No, we cannot.
Sachs poses it as purely economical problem, while in fact the most poverty stricken regions are either at war with neighboring countries, having a civil war or both (and it's actually hard to tell, as country borders don't coincide with ethnic regions).
The poorest region of the world is Congo and it's neighbors including Uganda, Rwanda. That region is at constant turmoil, with numerous belligerents ranging from ethnic, religious or plain crazy (eg. Joseph Kony's Lord's Resistance Army).
Just in that region you have:
- FDLR (Democratic Forces for the Liberation of Rwanda)
- CNDP (National Congress for the Defence of the People)
- LRA (Lord's Resistance Army)
- AFDL (Alliance of Democratic Forces for the Liberation of Congo)
... and the list goes on and on. This is just one small part of central Africa.
Another extremely poor region is Somalia. Currently the most violent region in the world. It's at constant civil war since 1991, with numerous belligerents. Currently coalition of these loyal to government fighting against coalition of Islamist insurgents.
UN tried to intervene there in 1992, which led to US military fiasco known as Battle of Mogadishu in 1993 (later depicted in a movie). Whole UN intervention proved to be a fiasco and was terminated in 1995. The cost on US side was estimated to be $7bn ($11.2bn inflation adjusted), and has allegedl saved lives of 10,000 Somalis. Which gives cost of $700,000 ($1,120,000 inflation adjusted) per Somali allegedly saved (source).
Afghanistan is another of the poorest regions in the world. The cost of US intervention in Afghanistan alone already exceeds $550bn.
Overall, to solve problem of poverty in Africa, you'd need military peacekeeping action on unprecedented scale. As previous attempts in Somalia show, it's neither cheap nor easy. As runaway costs of Iraq and Afghanistan wars show, the military costs can easily reach trillions of dollars. And that's not even starting to count the humanitarian help, the restoration of infrastructure, education etc.
And besides all that, the author of the article mentioned as source of the claim, suggest getting the money from... reduced military spending.
Update, to answer Oddthinking's question from comments.
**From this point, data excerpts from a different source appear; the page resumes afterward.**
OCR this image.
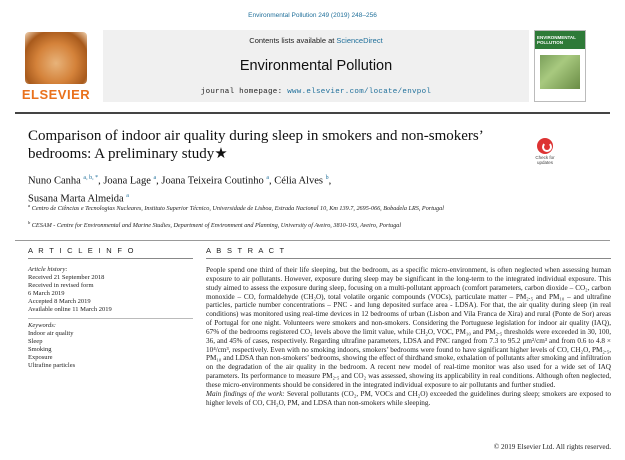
Environmental Pollution 249 (2019) 248–256
ELSEVIER
Contents lists available at ScienceDirect
Environmental Pollution
journal homepage: www.elsevier.com/locate/envpol
ENVIRONMENTAL POLLUTION
Comparison of indoor air quality during sleep in smokers and non-smokers’ bedrooms: A preliminary study★	Check for updates
Nuno Canha $^{a, b, *}$, Joana Lage $^a$, Joana Teixeira Coutinho $^a$, Célia Alves $^b$,
Susana Marta Almeida $^a$
$^a$ Centro de Ciências e Tecnologias Nucleares, Instituto Superior Técnico, Universidade de Lisboa, Estrada Nacional 10, Km 139.7, 2695-066, Bobadela LRS, Portugal
$^b$ CESAM - Centre for Environmental and Marine Studies, Department of Environment and Planning, University of Aveiro, 3810-193, Aveiro, Portugal
A R T I C L E I N F O	A B S T R A C T
Article history:
Received 21 September 2018
Received in revised form
6 March 2019
Accepted 8 March 2019
Available online 11 March 2019
Keywords:
Indoor air quality
Sleep
Smoking
Exposure
Ultrafine particles

People spend one third of their life sleeping, but the bedroom, as a specific micro-environment, is often neglected when assessing human exposure to air pollutants. However, exposure during sleep may be significant in the long-term to the integrated individual exposure. This study aimed to assess the exposure during sleep, focusing on a multi-pollutant approach (comfort parameters, carbon dioxide – CO₂, carbon monoxide – CO, formaldehyde (CH₂O), total volatile organic compounds (VOCs), particulate matter – PM₂.₅ and PM₁₀ – and ultrafine particles, particle number concentrations – PNC - and lung deposited surface area - LDSA). For that, the air quality during sleep (in real conditions) was monitored using real-time devices in 12 bedrooms of urban (Lisbon and Vila Franca de Xira) and rural (Ponte de Sor) areas of Portugal for one night. Volunteers were smokers and non-smokers. Considering the Portuguese legislation for indoor air quality (IAQ), 67% of the bedrooms registered CO₂ levels above the limit value, while CH₂O, VOC, PM₁₀ and PM₂.₅ thresholds were exceeded in 30, 100, 36, and 45% of cases, respectively. Regarding ultrafine parameters, LDSA and PNC ranged from 7.3 to 95.2 μm²/cm³ and from 0.6 to 4.8 × 10⁴/cm³, respectively. Even with no smoking indoors, smokers’ bedrooms were found to have significant higher levels of CO, CH₂O, PM₂.₅, PM₁₀ and LDSA than non-smokers’ bedrooms, showing the effect of thirdhand smoke, exhalation of pollutants after smoking and infiltration on the degradation of the air quality in the bedroom. A recent new model of real-time monitor was also used for a wide set of IAQ parameters. Its performance to measure PM₂.₅ and CO₂ was assessed, showing its applicability in real conditions. Although often neglected, these micro-environments should be considered in the integrated individual exposure to air pollutants and further studied.

Main findings of the work: Several pollutants (CO₂, PM, VOCs and CH₂O) exceeded the guidelines during sleep; smokers are exposed to higher levels of CO, CH₂O, PM, and LDSA than non-smokers while sleeping.

© 2019 Elsevier Ltd. All rights reserved.
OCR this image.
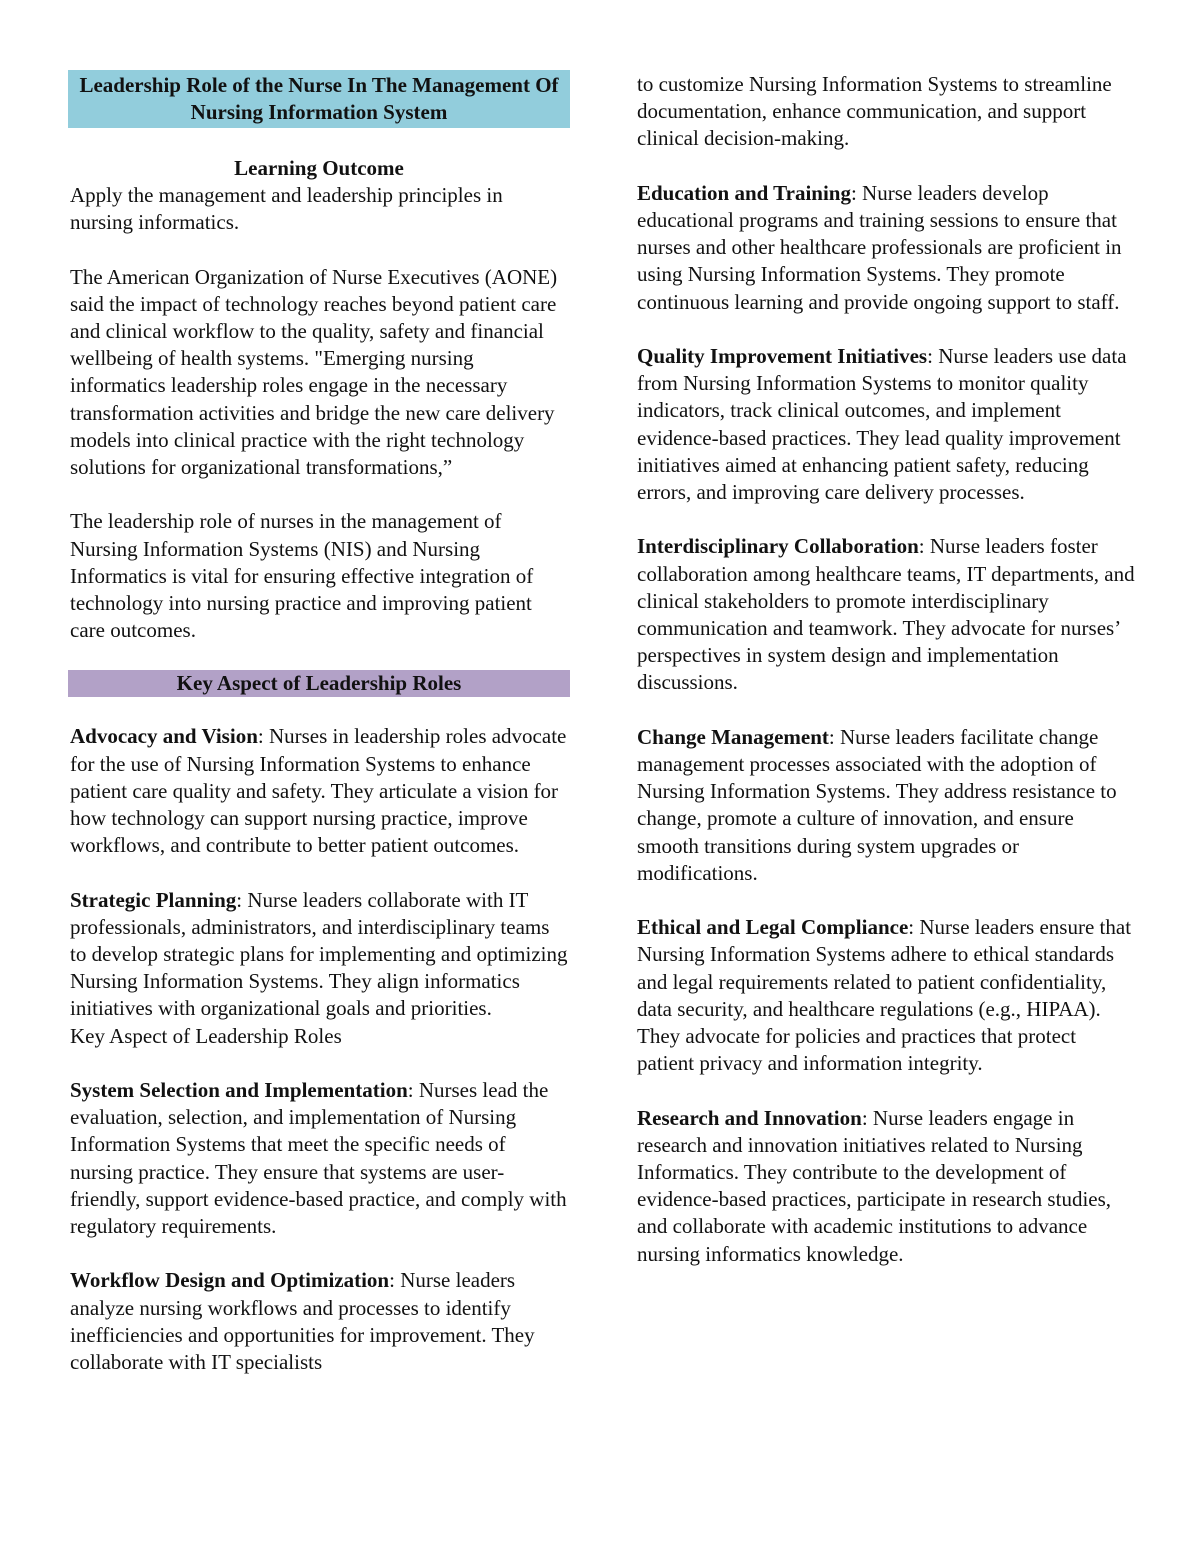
Leadership Role of the Nurse In The Management Of Nursing Information System
Learning Outcome

Apply the management and leadership principles in nursing informatics.

The American Organization of Nurse Executives (AONE) said the impact of technology reaches beyond patient care and clinical workflow to the quality, safety and financial wellbeing of health systems. "Emerging nursing informatics leadership roles engage in the necessary transformation activities and bridge the new care delivery models into clinical practice with the right technology solutions for organizational transformations,”

The leadership role of nurses in the management of Nursing Information Systems (NIS) and Nursing Informatics is vital for ensuring effective integration of technology into nursing practice and improving patient care outcomes.

Key Aspect of Leadership Roles

Advocacy and Vision: Nurses in leadership roles advocate for the use of Nursing Information Systems to enhance patient care quality and safety. They articulate a vision for how technology can support nursing practice, improve workflows, and contribute to better patient outcomes.

Strategic Planning: Nurse leaders collaborate with IT professionals, administrators, and interdisciplinary teams to develop strategic plans for implementing and optimizing Nursing Information Systems. They align informatics initiatives with organizational goals and priorities.

Key Aspect of Leadership Roles

System Selection and Implementation: Nurses lead the evaluation, selection, and implementation of Nursing Information Systems that meet the specific needs of nursing practice. They ensure that systems are user-friendly, support evidence-based practice, and comply with regulatory requirements.

Workflow Design and Optimization: Nurse leaders analyze nursing workflows and processes to identify inefficiencies and opportunities for improvement. They collaborate with IT specialists

to customize Nursing Information Systems to streamline documentation, enhance communication, and support clinical decision-making.

Education and Training: Nurse leaders develop educational programs and training sessions to ensure that nurses and other healthcare professionals are proficient in using Nursing Information Systems. They promote continuous learning and provide ongoing support to staff.

Quality Improvement Initiatives: Nurse leaders use data from Nursing Information Systems to monitor quality indicators, track clinical outcomes, and implement evidence-based practices. They lead quality improvement initiatives aimed at enhancing patient safety, reducing errors, and improving care delivery processes.

Interdisciplinary Collaboration: Nurse leaders foster collaboration among healthcare teams, IT departments, and clinical stakeholders to promote interdisciplinary communication and teamwork. They advocate for nurses’ perspectives in system design and implementation discussions.

Change Management: Nurse leaders facilitate change management processes associated with the adoption of Nursing Information Systems. They address resistance to change, promote a culture of innovation, and ensure smooth transitions during system upgrades or modifications.

Ethical and Legal Compliance: Nurse leaders ensure that Nursing Information Systems adhere to ethical standards and legal requirements related to patient confidentiality, data security, and healthcare regulations (e.g., HIPAA). They advocate for policies and practices that protect patient privacy and information integrity.

Research and Innovation: Nurse leaders engage in research and innovation initiatives related to Nursing Informatics. They contribute to the development of evidence-based practices, participate in research studies, and collaborate with academic institutions to advance nursing informatics knowledge.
Sachs proposal (source) is as follows:
- Agricultural imports like fertilizers will greatly improve crop yields in many poor countries and improved crops are the first step
out of poverty.
- Investments in basic health such as anti-malarial nets and effective anti-malarial medication for areas with mosquito problems.
- Treatments for AIDs/HIV and its attendant opportunistic infections.
- Anti-retroviral medications for late-stage AIDs.
- Skilled birth attendants and sexual and reproductive health services.
- Investments in education including food for school-aged children.
- Electricity could be made available via power lines or an off-grid diesel generator and could power lights and perhaps a computer for
schools, pumps for safe well water, milling grain and other food
processing, refrigeration and cooking.
- Safe drinking water and sanitation facilities must be made available to everyone and having water sources near villages would save hours
of carting water daily.
In other words, he does not address the issue of war and violence at all.
Nor is it included as the condition preventing a country from economical advance:
Countries that move backwards can normally be characterized by some
or all of the following conditions:
- They lack savings and, therefore, the flexibility to adapt to changing the market.
- There is a lack of trade with other countries to bring in hard currency. Usually, trade is reduced or blocked by unreliable trade
routes, monetary chaos, price controls or other forms of government
intervention that impede specialization and trade.
- Technological reversal occurs because imperative techniques fail to be passed on from one generation to another.
- Natural resource declines, such as a reduction in arable land or lowered production of other sorts of resources.
- There is a change to a different solution for the problem the country’s natural resource had previously solved.
- Adverse productivity shock for unanticipated reasons such as floods, droughts, heat waves and diseases can wipe out income.
- Population growth causes the amount of resources to be divided among more and more people.